Sombras raptadas
Imagens poéticas de Floriano Martins
....Se
a poesia, como já se disse, é a
transfiguração da realidade, a pintura (e de
verdadeira pintura se trata - ainda que
feita por outros meios – nestas 14 tramas
plásticas, como o autor lhes chama) é a
transmutação da(s) imagem(s) que dessa
realidade possuimos.
O fogo, a terra, a água e o
ar são os elementos pelos quais a imaginação
do mundo vai ao encontro da realidade
palpável da matéria, da substância
intemporal que anima a vida. Mas estes
elementos não são apenas os canónicos da
tradição e do conhecimento, sofreram
transformações matéricas sob acção do Homem,
dos tempos e das civilizações – o que fica
bem expresso nestas sombras raptadas
ondese faz aparecero rio e a
montanha, a terra calcinada e a floresta
ubérrima, mas também os ferros retorcidos de
um terrain vague, a ponte vicinal
para algures ou para nenhures, o papel
escrito e os pincéis em desordem, a sugestão
de planetas que se demoram sobre um corpo, o
infinito de pensamentos e de utensílios e de
membros (pernas, mãos, braços) revelando-se
subitamente. Plasmados num tempo, num
espaço, num continente divisado (sugerido?).
Nomes: nomes de sombras e
sombras de nomes que de repente encarnam
numa evidente recordação.
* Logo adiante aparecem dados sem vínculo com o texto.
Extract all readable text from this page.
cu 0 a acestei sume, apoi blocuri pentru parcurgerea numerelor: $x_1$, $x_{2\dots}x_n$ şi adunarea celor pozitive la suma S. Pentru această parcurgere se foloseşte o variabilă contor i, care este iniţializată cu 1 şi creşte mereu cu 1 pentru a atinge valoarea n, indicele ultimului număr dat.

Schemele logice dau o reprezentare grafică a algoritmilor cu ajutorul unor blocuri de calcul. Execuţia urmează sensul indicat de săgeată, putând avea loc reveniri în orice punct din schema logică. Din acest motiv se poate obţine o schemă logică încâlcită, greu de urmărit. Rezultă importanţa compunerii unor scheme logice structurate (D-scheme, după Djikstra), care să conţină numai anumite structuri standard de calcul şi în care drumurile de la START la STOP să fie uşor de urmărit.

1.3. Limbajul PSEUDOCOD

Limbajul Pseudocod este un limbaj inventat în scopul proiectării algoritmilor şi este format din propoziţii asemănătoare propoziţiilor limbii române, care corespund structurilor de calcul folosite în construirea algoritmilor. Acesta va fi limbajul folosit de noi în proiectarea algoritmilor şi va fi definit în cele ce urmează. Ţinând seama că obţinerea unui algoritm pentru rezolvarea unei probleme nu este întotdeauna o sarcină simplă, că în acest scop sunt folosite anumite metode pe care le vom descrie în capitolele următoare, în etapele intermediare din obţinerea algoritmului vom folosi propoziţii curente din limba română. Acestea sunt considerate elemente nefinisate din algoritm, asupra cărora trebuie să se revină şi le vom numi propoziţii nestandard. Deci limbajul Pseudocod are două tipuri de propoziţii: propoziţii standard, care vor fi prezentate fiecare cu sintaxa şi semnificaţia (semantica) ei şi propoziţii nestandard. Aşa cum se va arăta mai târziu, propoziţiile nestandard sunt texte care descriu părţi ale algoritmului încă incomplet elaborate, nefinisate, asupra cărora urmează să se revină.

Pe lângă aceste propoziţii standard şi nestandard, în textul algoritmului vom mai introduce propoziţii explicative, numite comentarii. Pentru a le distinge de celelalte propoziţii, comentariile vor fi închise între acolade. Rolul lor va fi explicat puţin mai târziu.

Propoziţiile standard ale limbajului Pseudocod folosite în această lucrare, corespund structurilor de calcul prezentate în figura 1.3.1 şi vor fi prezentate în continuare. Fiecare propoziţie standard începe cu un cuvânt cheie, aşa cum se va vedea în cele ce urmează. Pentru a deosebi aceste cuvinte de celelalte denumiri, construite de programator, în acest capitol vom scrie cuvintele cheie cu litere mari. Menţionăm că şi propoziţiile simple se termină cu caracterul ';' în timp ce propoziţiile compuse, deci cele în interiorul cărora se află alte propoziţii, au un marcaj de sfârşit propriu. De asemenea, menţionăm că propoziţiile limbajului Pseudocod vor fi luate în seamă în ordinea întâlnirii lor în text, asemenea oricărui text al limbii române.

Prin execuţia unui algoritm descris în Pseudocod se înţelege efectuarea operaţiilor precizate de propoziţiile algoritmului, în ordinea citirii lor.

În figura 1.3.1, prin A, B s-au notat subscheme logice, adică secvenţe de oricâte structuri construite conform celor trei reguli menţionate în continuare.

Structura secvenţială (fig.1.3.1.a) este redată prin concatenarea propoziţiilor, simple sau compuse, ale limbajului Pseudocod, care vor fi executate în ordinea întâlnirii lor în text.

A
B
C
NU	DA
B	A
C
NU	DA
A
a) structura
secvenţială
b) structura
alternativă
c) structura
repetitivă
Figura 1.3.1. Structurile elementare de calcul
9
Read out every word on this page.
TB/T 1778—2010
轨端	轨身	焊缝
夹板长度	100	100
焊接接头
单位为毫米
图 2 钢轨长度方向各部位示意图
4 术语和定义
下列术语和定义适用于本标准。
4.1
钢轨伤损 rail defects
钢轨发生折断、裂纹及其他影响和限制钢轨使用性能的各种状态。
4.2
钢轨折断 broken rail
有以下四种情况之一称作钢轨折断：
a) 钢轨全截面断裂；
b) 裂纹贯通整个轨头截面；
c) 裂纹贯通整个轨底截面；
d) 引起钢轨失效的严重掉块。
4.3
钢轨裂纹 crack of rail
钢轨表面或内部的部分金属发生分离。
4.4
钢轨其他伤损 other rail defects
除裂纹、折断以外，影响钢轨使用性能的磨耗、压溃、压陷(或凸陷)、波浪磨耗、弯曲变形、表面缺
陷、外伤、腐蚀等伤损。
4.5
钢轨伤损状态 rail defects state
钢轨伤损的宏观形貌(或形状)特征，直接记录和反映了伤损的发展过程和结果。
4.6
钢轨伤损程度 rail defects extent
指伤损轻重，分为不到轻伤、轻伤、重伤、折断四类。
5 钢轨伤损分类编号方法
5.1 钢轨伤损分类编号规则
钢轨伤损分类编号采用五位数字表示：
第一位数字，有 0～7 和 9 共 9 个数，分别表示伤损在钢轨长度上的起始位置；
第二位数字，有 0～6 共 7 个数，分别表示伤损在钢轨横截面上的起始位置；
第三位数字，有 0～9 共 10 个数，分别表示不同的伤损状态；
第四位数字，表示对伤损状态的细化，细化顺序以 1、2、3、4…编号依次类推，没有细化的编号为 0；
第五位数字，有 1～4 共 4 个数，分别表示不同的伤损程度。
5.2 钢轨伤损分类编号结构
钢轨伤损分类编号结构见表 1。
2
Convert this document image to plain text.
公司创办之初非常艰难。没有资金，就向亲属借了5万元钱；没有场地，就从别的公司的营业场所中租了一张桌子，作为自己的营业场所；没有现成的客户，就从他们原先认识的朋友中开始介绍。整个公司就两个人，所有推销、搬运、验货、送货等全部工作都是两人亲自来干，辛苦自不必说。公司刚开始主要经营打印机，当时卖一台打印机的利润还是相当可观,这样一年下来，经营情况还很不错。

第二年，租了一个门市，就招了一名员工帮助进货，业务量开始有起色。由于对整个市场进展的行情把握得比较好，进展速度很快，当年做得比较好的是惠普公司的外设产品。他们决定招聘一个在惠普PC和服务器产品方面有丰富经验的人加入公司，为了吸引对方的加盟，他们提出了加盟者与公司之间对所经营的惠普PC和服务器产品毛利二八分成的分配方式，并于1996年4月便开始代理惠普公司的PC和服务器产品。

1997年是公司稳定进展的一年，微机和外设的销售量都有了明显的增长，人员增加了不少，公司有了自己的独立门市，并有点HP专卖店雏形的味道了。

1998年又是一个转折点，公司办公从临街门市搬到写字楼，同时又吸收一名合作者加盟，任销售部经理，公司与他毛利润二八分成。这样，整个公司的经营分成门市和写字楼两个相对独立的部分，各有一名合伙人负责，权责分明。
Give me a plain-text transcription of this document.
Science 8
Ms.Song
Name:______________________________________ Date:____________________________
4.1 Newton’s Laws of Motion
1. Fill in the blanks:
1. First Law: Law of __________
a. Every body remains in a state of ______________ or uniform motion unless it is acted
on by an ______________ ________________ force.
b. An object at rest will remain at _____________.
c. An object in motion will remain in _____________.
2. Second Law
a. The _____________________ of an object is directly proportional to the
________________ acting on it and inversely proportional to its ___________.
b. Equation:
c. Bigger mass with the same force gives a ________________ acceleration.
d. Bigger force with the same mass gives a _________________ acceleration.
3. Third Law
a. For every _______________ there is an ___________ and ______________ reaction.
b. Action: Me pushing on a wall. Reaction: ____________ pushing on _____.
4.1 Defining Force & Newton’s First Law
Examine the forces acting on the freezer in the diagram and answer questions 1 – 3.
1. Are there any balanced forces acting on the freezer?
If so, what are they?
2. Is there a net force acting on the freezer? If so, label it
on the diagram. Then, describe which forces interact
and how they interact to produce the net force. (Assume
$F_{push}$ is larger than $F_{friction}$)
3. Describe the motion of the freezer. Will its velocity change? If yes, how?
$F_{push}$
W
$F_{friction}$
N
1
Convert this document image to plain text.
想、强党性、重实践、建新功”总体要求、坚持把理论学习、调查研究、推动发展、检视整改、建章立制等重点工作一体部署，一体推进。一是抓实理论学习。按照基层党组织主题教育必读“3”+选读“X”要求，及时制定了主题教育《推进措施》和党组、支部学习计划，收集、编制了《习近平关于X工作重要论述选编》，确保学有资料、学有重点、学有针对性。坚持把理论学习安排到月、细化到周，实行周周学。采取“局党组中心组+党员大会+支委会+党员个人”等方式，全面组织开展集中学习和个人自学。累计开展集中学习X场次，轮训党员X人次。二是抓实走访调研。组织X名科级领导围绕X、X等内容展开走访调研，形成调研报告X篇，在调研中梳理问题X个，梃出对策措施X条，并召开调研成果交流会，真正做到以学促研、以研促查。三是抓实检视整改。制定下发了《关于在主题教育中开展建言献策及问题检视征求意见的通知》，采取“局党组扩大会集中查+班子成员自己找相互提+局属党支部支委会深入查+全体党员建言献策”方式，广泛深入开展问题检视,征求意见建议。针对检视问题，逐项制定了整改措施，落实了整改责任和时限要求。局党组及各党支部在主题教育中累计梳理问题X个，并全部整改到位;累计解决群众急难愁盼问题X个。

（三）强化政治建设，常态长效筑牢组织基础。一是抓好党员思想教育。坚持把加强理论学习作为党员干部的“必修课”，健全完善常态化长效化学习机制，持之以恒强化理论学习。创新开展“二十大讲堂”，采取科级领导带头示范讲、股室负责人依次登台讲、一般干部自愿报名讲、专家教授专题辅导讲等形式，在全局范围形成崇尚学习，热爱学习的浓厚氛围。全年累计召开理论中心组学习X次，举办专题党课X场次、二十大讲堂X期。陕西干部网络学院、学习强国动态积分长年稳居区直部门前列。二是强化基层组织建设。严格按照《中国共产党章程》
O amor é uma
infinita repetição, já o dizia o Poeta
ao apontar para o facto de que, em tudo,
existem sempre o lado de dentro e o de fora
e é fundamento do artista jungi-los,
irmaná-los, permitir-lhes coexistir
soberanamente uma vez limpos, reconfigurados
pelo seu poder regenerativo de real
taumaturgo secular.
Como se fosse num sonho, a
figura destas mulheres nomeadas propaga-se
nas existências que as contemplaram, nos
seus fragmentos e recorrências de agora. E
se, como dizia Pierre Mac Orlan, nós
somos de madeira, de erva e de barro,
simples vegetais que nada têm de comum com
alguém cujas ideias pesam mais que todas as
cosmogonias conhecidas, multiplicadas por um
poder sem limites, é igualmente certo
que no nosso eu profundo existimos sem
barreiras. Floriano Martins, à sua maneira,
aí está para o demonstrar.
Floriano
Martins (Fortaleza, 1957) Poeta, ensaísta,
tradutor, editor e artista plástico.
Participou das seguintes mostras
coletivas:
“O surrealismo”
(Escritório de Arte Renato Magalhães
Gouvêa, São Paulo, 1992),
“Lateinamerika und der Surrealismus”
(Museo Bochum, Köln, 1993), “Collage
- A revelação da imagem” (Espaço
expositivo Maria Antônia/USP, São
Paulo, 1996), e “I
Muestra Internacional de Poesía
Visual y Experimental” (Escuela de
Artes Plásticas Armando Reverón,
Caracas, 2009). Em 2005, participou
como “artista convidado” da edição #
17 da Agulha – Revista de Cultura,
com uma mostra de 50 colagens.
Assina diversas capas de livros seus
e de outros autores. Em maio de 2000
realizou o espetáculo Altares do
Caos (leitura dramática
acompanhada de música e dança), no
Museu de Arte Contemporânea do
Panamá. Um ano antes também havia
realizado uma leitura dramática de
William Burroughs: a montagem
(colagem de textos com música
incidental), na Biblioteca Mário de
Andrade, em São Paulo. Em 2006, a
mostra Teatro Impossível,
reuniu leitura de poemas, canções,
colagens e fotografias (Centro
Cultural Banco do Nordeste,
Fortaleza). Espetáculo similar
realizou em 2009, durante o Festival
Internacional da Cultura (Colombia).
Esteve presente em festivais de
poesia em países como Chile,
Colômbia, Costa Rica, República
Dominicana, El Salvador, Equador,
Espanha, México, Nicarágua, Panamá,
Portugal e Venezuela. Coordena a
coleção “Ponte Velha”, de autores
portugueses, da Escrituras Editora.
Em 2009, publicou os seguintes
livros:
A alma desfeita em
corpo
(poemas,
Lisboa), Fuego en
las cartas (antologia poética,
Espanha),
A inocência de Pensar
(ensaios, Brasil) e
Escritura
conquistada.
Conversaciones con
poetas de Latinoamérica.
2 tomos (entrevistas, Venezuela).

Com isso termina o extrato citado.